Item 5.Ownership of Five Percent or Less of a Class.
 
If this statement is being filed to report the fact that as of the date hereof the reporting person has ceased to be the beneficial owner of more than five percent of the class of securities, check the following x.
 
Item 6.Ownership of More than Five Percent on Behalf of Another Person.
 
Not Applicable
 
Item 7.Identification and Classification of the Subsidiary Which Acquired the Security Being Reported on By the Parent Holding Company.
 
Not Applicable
 
Item 8.Identification and Classification of Members of the Group.
 
Not Applicable
 
Item 9.Notice of Dissolution of Group.
 
Not Applicable

4


 

13G
       
Item 10.Certification.
 

Not applicable.

By signing below I certify that, to the best of my knowledge and belief, the securities referred to above were not acquired and are not held for the purpose of or with the effect of changing or influencing the control of the issuer of the securities and were not acquired and are not held in connection with or as a participant in any transaction having that purpose or effect.

SIGNATURE

After reasonable inquiry and to the best of my knowledge and belief, I certify that the information set forth in this statement is true, complete and correct.
   
Date: February 14, 2003
   
/s/ Stephen G. Juelsgaard
Name: Stephen G. Juelsgaard
Title: Executive Vice President, General Counsel and Secretary

 

The original statement shall be signed by each person on whose behalf the statement is filed or his authorized representative.
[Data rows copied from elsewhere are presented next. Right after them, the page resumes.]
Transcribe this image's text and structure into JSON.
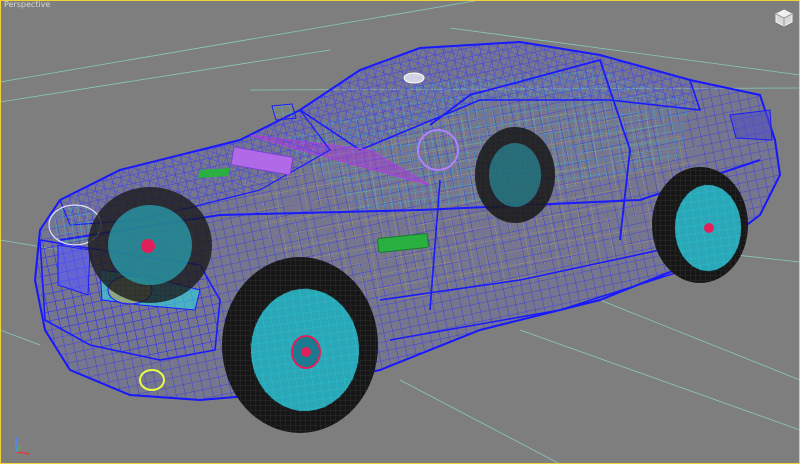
{
  "viewport": {
    "label": "Perspective",
    "background_color": "#7e7e7e",
    "active_border_color": "#f2d23a",
    "render_mode": "wireframe"
  },
  "scene": {
    "object": "car-wireframe-model",
    "colors": {
      "grid": "#8ad8c8",
      "body_wire": "#1a1aff",
      "interior_wire": "#29d8e0",
      "frame_wire": "#e0c040",
      "accent_wire": "#b040e0",
      "side_marker": "#2ab040",
      "rim": "#2aa8b8",
      "tire": "#1a1a1a",
      "hub": "#e0205a"
    }
  },
  "viewcube": {
    "icon": "home-viewcube-icon"
  },
  "axis_tripod": {
    "icon": "xyz-axis-icon",
    "x_color": "#e04040",
    "y_color": "#40c040",
    "z_color": "#4a8aff"
  }
}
If the statement is signed on behalf of a person by his authorized representative (other than an executive officer or general partner of the filing person), evidence of the representative’s authority to sign on behalf of such person shall be filed with the statement, provided, however, that a power of attorney for this purpose which is already on file with the Commission may be incorporated by reference. The name and any title of each person who signs the statement shall be typed or printed beneath his signature.

Attention. Intentional misstatements or omissions of fact constitute federal criminal violations (see 18 U.S.C. 1001).